Kraljevo market. Pigs and sheep, an array of carts. The camera pans nearly 360-degrees, and everywhere it turns are people who stop and stare. Is this the first moving picture camera they have seen? Novi-Bazaar, and everyone stares again. The camera turns on its axis, and every frame is filled with curious life, streets I want to walk down, houses where the past resides. The people on the streets here are more casual, just as curious, more liable to smile, to mill around, to ask questions – finally, to bring their wives and children and approach. (The children are smoking.)










The Montenegrin army. I recognize their uniforms from the endless books about the Great War that I collected as a child. (Yes, this corner of the world is somehow more familiar to me in its past form, more known to me in its old clothes, as this generation and the next.)




Views of Šibenik. A large ship, the dock, and smaller sailboats. Women carry huge barrels on their heads. The water glimmers in the sun. the camera turns to marvel at the houses, shoulder-to-shoulder, then suddenly floats aboard a ship. We go to Zadar, we float past ancient walls, we drift… THE END.

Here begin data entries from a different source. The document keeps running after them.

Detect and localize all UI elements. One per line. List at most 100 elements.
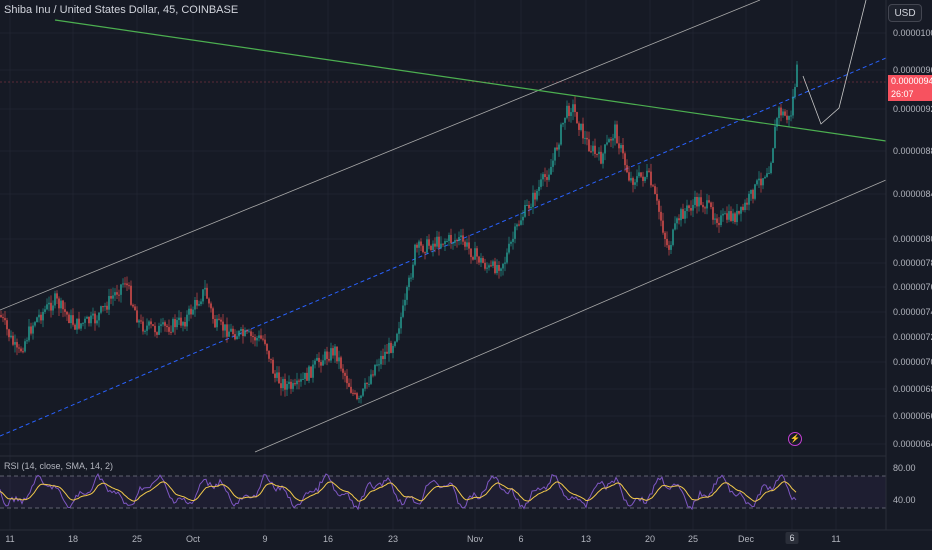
candle-body (232, 328, 234, 335)
candle-body (224, 324, 226, 331)
candle-body (408, 277, 410, 288)
candle-body (88, 316, 90, 324)
candle-body (234, 334, 236, 340)
candle-body (670, 244, 672, 250)
candle-body (644, 177, 646, 181)
candle-body (580, 123, 582, 130)
candle-body (188, 308, 190, 315)
candle-body (136, 310, 138, 323)
candle-body (396, 333, 398, 342)
candle-body (690, 208, 692, 211)
candle-body (574, 104, 576, 113)
candle-body (720, 215, 722, 226)
drawings[interactable] (0, 0, 887, 453)
candle-body (312, 364, 314, 378)
price-axis-label: 0.00000780 (893, 258, 932, 268)
candle-body (654, 186, 656, 194)
candle-body (218, 318, 220, 320)
candle-body (668, 245, 670, 250)
candle-body (240, 328, 242, 332)
candle-body (100, 306, 102, 313)
candle-body (666, 238, 668, 246)
candle-body (440, 243, 442, 248)
candle-body (734, 213, 736, 223)
candle-body (534, 192, 536, 200)
candle-body (212, 308, 214, 319)
candle-body (222, 321, 224, 331)
candle-body (150, 321, 152, 325)
candle-body (34, 322, 36, 326)
candle-body (356, 393, 358, 400)
candle-body (402, 305, 404, 317)
symbol-title[interactable]: Shiba Inu / United States Dollar, 45, CO… (4, 4, 239, 16)
candle-body (566, 105, 568, 118)
candle-body (62, 300, 64, 310)
channel-upper-line[interactable] (0, 0, 761, 311)
candle-body (674, 223, 676, 230)
candle-body (680, 209, 682, 221)
candle-body (548, 174, 550, 180)
channel-lower-line[interactable] (254, 179, 887, 453)
candle-body (788, 115, 790, 120)
candle-body (452, 242, 454, 244)
candle-body (464, 241, 466, 247)
candle-body (774, 126, 776, 149)
candle-body (244, 330, 246, 337)
candle-body (84, 318, 86, 323)
candle-body (366, 382, 368, 384)
candle-body (134, 306, 136, 311)
candle-body (422, 245, 424, 253)
currency-button[interactable]: USD (888, 4, 922, 22)
channel-mid-line[interactable] (0, 57, 887, 437)
candle-body (726, 213, 728, 220)
candle-body (400, 316, 402, 329)
candle-body (490, 265, 492, 267)
candle-body (146, 325, 148, 331)
candle-body (140, 320, 142, 322)
candle-body (524, 205, 526, 217)
candle-body (38, 314, 40, 318)
candle-body (568, 105, 570, 116)
candle-body (784, 111, 786, 116)
candle-body (606, 142, 608, 145)
candle-body (116, 292, 118, 295)
rsi-ma-line (0, 481, 797, 502)
candle-body (702, 204, 704, 208)
projection-path[interactable] (802, 0, 867, 125)
candle-body (96, 320, 98, 324)
candle-body (326, 351, 328, 359)
candle-body (436, 236, 438, 247)
candle-body (220, 319, 222, 322)
candle-body (576, 112, 578, 124)
candle-body (290, 381, 292, 389)
candle-body (316, 357, 318, 361)
candle-body (60, 300, 62, 309)
candle-body (470, 248, 472, 258)
time-axis-label: 25 (131, 534, 143, 544)
candle-body (746, 202, 748, 205)
candle-body (514, 226, 516, 239)
rsi-title[interactable]: RSI (14, close, SMA, 14, 2) (4, 461, 114, 471)
price-axis-label: 0.00001000 (893, 28, 932, 38)
candle-body (358, 397, 360, 400)
current-price-tag[interactable]: 0.00000947 26:07 (888, 75, 932, 101)
candle-body (252, 335, 254, 338)
candle-body (794, 87, 796, 97)
candle-body (498, 264, 500, 271)
candle-body (276, 372, 278, 378)
time-axis-label: 9 (262, 534, 268, 544)
green-trendline[interactable] (54, 19, 887, 142)
candle-body (394, 341, 396, 346)
lightning-icon[interactable]: ⚡ (788, 432, 802, 446)
candle-body (616, 124, 618, 144)
candle-body (330, 348, 332, 361)
candle-body (442, 243, 444, 245)
candle-body (320, 362, 322, 366)
candle-body (390, 342, 392, 353)
candle-body (176, 320, 178, 328)
candle-body (632, 178, 634, 185)
candle-body (752, 189, 754, 199)
candle-body (638, 172, 640, 177)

This film is on DVD via the Yugoslav film archive, and its material history – passing from the UK to Serbia in 1937, being shown sporadically until its restoration in 1995 – is summarized in the opening titles. The main intertitles were based on Wilson’s notes, so are a modern interpolation into the film. It has no soundtrack, but the images speak for themselves – or rather, they remain stubbornly, eternally silent. As such, they are all the more evocative. I’d love to know more about how and when it was shown in Serbia, and what kind of audiences saw it. The opening credits inform us that the film was exhibited in the UK as part of Wilson’s lecture series on Serbia, then in April 1905 shown at the National Theatre in Belgrade in the presence of King Peter, royal family, and other dignitaries. How was it presented there? With music? With narration? And was it shown outside of this one projection? Where? And when? Did the people on screen, the men and women and children who gaze back at us, ever get to gaze back at themselves?
The Coronation of King Peter the First is a great curiosity. It’s not in great shape, it shows its age, it bears the marks of its material history. It’s awkward and faintly shabby. But it’s also very beautiful and very suggestive. It has a tremendous aura of its past, of Serbia’s past, of Europe’s past.